From 67bd5d9c3ef5e063ebed89f76da207cc92123a69 Mon Sep 17 00:00:00 2001
From: qipengh <huangqipeng@cambricon.com>
Date: Mon, 13 Jun 2022 23:52:41 +0800
Subject: [PATCH] [MLU]add lookup_table_v2 op and fix amp feature of bert with
 mlu device (#43366)

---
 .../amp/check_finite_and_unscale_op_mlu.cc    | 36 +++++++++--
 paddle/fluid/operators/layer_norm_op_mlu.cc   |  7 ++-
 .../fluid/operators/lookup_table_v2_op_mlu.cc | 61 +++++++------------
 paddle/fluid/operators/mlu/mlu_baseop.cc      | 12 ++++
 paddle/fluid/operators/mlu/mlu_baseop.h       |  6 ++
 .../fluid/operators/optimizers/adam_op_mlu.cc |  2 +-
 paddle/fluid/operators/softmax_op.cc          | 20 +++---
 .../mlu/test_lookup_table_v2_op_mlu.py        |  2 -
 8 files changed, 89 insertions(+), 57 deletions(-)

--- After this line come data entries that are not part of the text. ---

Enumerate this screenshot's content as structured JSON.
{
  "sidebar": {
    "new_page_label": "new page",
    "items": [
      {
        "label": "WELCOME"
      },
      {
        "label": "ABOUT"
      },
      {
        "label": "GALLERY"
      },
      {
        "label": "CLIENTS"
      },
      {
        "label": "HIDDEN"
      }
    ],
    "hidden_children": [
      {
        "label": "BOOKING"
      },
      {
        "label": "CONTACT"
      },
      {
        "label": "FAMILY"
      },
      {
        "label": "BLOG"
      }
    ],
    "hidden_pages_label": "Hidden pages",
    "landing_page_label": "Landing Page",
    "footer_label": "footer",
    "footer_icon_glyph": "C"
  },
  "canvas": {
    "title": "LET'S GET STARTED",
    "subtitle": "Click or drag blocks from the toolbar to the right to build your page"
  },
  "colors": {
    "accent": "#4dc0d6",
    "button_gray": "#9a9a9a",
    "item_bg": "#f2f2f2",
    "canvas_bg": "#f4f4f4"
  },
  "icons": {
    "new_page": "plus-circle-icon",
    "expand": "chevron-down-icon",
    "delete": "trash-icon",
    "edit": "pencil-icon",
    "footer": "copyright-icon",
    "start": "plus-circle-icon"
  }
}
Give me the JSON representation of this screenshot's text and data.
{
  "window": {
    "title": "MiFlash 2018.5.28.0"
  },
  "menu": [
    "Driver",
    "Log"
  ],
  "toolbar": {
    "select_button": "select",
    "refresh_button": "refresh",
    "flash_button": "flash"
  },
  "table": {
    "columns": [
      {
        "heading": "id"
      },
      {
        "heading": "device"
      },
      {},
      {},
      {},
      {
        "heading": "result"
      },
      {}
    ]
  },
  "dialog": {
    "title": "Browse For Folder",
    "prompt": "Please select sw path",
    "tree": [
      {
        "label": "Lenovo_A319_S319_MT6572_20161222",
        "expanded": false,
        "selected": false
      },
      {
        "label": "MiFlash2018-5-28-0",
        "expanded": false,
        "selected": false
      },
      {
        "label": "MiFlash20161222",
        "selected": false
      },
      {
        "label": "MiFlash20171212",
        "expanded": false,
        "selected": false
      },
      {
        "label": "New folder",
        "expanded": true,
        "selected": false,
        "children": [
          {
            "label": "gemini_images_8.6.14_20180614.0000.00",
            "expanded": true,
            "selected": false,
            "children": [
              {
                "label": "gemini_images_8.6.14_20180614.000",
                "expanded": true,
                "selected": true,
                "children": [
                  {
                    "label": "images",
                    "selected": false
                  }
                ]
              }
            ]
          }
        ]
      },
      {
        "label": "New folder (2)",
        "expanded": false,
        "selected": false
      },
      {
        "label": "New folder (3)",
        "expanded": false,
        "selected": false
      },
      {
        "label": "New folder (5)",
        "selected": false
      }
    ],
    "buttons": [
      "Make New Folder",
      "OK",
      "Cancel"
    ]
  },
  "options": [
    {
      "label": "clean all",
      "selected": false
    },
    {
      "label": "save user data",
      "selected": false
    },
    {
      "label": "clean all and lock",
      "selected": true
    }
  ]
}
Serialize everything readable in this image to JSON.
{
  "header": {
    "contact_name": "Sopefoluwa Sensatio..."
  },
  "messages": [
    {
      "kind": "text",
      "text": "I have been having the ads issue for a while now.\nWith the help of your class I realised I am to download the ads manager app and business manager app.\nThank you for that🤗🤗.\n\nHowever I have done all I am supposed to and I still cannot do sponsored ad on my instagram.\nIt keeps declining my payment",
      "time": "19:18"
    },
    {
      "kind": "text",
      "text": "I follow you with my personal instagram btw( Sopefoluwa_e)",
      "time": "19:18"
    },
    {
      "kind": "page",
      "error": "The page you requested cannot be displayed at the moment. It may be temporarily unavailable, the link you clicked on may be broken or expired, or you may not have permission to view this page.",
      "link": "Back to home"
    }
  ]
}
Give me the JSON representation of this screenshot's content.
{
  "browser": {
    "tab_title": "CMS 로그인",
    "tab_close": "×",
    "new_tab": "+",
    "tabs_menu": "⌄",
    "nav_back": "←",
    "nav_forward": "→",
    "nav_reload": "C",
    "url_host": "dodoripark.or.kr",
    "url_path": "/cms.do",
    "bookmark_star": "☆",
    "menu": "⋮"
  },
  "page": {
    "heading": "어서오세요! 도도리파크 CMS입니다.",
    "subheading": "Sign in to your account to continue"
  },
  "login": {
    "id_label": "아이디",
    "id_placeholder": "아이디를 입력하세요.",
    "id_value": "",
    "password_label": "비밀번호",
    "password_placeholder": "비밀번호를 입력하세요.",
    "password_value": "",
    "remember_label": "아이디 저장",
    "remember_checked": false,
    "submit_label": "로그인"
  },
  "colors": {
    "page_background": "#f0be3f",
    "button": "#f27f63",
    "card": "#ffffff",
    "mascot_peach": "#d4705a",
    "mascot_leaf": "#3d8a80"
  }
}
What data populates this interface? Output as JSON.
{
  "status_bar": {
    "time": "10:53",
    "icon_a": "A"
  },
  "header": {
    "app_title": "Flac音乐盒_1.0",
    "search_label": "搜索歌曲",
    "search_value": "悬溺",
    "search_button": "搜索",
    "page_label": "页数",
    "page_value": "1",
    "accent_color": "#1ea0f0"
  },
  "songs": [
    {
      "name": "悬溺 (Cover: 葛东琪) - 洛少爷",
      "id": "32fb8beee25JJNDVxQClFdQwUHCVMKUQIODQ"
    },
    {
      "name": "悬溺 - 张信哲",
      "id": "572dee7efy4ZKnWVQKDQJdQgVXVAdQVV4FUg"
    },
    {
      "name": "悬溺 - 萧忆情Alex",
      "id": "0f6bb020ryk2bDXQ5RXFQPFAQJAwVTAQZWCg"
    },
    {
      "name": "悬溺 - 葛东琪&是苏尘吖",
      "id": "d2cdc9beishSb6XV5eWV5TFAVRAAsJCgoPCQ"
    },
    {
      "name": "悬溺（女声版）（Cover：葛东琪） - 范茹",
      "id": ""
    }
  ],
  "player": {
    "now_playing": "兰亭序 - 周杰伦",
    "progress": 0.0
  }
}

diff --git a/paddle/fluid/operators/amp/check_finite_and_unscale_op_mlu.cc b/paddle/fluid/operators/amp/check_finite_and_unscale_op_mlu.cc
index 237cfcc6f1..48ca1e22df 100644
--- a/paddle/fluid/operators/amp/check_finite_and_unscale_op_mlu.cc
+++ b/paddle/fluid/operators/amp/check_finite_and_unscale_op_mlu.cc
@@ -13,6 +13,7 @@ See the License for the specific language governing permissions and
 limitations under the License. */
 
 #include "paddle/fluid/operators/amp/check_finite_and_unscale_op.h"
+#include "paddle/fluid/operators/amp/fp16_type_traits.h"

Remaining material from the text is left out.